According to the monthly jobs report prepared by the National Federation of Independent Business (NFIB), 37% of all owners reported job openings they could not fill in the current period, which is down two points from January and the lowest reading since January 2021. The percentage of small business owners reporting labor quality as their top small business operating problem declined five points from January to 16%, the lowest reading since April 2020.

NFIB Chief Economist Bill Dunkelberg mentioned that job openings among small businesses decreased in February to pre-pandemic levels. Employment activity has lessened somewhat as it becomes easier for owners to find qualified workers, but labor demand remains strong. Owners’ plans to fill open positions continue to slow, with a seasonally adjusted net 12% planning to create new jobs in the next three months, down two points from January and the lowest level since May 2020.

Labor costs reported as the single most important problem for business owners increased one point to 11%, only two points below the highest reading of 13% reached in December 2021. Overall, 56% of owners reported hiring or trying to hire in February, up one point from January.
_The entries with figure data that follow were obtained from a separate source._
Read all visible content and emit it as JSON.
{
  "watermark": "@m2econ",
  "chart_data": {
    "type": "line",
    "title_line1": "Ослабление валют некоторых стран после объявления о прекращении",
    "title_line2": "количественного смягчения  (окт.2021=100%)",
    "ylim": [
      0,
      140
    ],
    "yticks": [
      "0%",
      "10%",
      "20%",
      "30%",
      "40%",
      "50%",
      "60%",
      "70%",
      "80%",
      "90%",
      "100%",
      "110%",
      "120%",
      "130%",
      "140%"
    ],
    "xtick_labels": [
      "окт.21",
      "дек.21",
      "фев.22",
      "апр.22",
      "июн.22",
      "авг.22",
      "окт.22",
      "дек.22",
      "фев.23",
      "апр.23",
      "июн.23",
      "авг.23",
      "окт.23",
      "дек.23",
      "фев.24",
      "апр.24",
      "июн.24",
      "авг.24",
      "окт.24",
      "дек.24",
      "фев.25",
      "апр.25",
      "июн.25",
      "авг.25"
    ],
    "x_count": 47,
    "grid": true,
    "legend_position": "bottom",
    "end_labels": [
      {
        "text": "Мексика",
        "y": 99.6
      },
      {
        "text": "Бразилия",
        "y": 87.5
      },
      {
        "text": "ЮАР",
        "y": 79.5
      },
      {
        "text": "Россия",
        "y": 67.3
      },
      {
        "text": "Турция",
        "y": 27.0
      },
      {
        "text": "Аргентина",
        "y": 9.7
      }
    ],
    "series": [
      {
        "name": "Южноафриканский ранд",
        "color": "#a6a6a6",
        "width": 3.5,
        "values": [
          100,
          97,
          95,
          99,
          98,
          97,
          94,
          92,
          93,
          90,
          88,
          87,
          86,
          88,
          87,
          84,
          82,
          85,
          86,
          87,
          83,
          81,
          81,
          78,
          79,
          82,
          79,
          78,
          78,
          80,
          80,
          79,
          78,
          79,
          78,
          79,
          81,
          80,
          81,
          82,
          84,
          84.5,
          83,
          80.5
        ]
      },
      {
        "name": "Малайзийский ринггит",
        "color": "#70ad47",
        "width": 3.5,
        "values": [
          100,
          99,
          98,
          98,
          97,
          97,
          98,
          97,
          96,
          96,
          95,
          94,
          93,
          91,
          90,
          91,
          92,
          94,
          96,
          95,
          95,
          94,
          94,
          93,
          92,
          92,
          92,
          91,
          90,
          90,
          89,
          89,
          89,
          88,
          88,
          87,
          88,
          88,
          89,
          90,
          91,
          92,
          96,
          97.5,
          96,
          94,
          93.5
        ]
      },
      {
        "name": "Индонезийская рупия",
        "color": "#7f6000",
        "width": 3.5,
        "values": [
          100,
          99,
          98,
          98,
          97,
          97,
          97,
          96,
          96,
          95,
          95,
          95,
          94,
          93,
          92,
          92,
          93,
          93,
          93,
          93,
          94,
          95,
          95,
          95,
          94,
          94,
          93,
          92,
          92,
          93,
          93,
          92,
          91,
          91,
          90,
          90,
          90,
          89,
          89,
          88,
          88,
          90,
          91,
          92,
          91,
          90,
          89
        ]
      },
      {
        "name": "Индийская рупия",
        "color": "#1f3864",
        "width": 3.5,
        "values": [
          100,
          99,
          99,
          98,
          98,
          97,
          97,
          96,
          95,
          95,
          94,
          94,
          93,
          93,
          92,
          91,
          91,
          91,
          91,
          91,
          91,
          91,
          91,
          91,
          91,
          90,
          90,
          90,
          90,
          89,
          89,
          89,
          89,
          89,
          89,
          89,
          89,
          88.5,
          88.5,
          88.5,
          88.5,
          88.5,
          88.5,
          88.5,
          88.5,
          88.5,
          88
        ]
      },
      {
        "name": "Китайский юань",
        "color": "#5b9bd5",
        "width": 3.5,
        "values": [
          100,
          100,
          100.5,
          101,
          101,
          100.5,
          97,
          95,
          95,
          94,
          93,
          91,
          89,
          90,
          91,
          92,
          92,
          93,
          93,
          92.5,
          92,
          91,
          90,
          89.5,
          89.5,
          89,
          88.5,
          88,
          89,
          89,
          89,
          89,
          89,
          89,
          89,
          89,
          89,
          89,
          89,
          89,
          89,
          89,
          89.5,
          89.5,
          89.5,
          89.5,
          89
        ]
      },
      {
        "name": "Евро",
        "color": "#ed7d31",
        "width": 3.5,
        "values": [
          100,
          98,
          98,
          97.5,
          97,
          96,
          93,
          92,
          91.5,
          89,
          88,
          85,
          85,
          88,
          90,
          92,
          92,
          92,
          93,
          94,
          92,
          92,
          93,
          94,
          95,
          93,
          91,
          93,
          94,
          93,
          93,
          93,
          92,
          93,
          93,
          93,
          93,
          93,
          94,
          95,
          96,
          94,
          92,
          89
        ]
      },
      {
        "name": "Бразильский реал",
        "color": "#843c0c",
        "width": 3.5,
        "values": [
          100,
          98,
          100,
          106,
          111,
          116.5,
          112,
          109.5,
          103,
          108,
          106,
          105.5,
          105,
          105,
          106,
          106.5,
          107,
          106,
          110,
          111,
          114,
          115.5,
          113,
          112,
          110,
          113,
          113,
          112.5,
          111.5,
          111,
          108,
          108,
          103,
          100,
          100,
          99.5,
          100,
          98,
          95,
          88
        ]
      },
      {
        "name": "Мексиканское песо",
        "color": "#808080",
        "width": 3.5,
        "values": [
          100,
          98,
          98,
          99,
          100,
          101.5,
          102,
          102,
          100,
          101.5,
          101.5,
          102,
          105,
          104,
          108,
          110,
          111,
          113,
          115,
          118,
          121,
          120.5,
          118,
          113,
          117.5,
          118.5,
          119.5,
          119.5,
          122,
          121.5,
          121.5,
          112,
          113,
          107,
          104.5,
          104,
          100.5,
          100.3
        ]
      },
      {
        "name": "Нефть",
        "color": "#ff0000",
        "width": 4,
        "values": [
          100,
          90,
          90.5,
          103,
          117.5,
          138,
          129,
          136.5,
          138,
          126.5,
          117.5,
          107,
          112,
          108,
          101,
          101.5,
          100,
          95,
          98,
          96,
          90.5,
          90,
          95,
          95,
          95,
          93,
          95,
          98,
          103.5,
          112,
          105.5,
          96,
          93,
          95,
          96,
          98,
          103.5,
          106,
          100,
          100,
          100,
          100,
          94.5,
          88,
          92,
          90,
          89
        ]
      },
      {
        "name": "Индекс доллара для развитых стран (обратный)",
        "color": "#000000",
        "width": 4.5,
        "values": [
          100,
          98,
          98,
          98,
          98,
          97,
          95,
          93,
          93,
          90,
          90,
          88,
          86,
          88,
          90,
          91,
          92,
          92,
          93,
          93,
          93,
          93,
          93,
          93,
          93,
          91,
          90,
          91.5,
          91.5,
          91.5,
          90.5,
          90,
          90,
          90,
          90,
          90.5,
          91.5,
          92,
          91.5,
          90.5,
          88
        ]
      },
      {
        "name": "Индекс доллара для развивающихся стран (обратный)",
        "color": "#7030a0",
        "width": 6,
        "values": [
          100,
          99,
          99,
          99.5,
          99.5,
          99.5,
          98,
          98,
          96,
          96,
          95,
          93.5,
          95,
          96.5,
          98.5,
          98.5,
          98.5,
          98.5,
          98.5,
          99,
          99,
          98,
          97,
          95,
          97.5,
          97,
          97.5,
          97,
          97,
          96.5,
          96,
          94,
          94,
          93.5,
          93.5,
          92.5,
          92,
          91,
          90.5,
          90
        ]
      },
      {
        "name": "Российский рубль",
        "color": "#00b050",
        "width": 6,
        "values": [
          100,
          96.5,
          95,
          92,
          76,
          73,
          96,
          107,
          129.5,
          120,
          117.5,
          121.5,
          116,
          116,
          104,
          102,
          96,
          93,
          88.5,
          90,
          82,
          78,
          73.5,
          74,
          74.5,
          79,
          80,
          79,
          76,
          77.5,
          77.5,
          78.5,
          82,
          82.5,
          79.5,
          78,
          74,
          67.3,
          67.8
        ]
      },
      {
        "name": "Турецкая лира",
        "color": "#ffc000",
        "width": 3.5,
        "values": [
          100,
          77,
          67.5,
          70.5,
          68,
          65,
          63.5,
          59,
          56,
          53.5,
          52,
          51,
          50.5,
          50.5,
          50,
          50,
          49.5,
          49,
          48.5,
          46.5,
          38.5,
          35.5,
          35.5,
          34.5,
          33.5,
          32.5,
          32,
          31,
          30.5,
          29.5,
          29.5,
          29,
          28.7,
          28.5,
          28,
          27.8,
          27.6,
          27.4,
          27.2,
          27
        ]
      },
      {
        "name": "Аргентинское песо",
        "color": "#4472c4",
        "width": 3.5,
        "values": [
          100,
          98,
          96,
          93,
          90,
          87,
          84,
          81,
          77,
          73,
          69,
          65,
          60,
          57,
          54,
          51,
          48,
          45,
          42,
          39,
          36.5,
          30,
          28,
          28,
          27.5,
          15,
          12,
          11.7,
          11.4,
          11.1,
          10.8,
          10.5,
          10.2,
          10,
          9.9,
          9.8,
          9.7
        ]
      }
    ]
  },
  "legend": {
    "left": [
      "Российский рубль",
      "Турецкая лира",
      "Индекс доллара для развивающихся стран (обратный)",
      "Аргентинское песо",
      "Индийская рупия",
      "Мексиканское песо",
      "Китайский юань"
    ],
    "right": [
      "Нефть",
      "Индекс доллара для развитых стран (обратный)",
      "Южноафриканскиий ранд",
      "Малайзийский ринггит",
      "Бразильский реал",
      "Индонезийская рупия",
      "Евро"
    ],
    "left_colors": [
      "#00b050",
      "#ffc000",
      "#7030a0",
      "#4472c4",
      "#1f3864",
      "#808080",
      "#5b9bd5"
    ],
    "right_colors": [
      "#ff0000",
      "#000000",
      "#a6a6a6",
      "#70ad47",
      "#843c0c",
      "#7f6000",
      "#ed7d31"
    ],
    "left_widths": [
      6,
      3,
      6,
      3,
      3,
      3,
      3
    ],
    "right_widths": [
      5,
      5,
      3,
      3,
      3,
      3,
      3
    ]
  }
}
Of those hiring or trying to hire, 91% reported few or no qualified applicants for the positions they were trying to fill, up two points from January.

Seasonally adjusted, a net 35% reported raising compensation, down four points from January and the lowest reading since May 2021. A net 19% plan to raise compensation in the next three months, down seven points from January and the lowest since March 2021. The report also mentions that 32% have openings for skilled workers, an increase of two points, and 12% have openings for unskilled labor, a decrease of three points.

In terms of job openings in different sectors, the construction sector saw a six-point increase from last month, with over half of businesses in that sector having a job opening they can’t fill. Job openings were highest in the construction, transportation, and wholesale sectors, and lowest in the agriculture and finance sectors.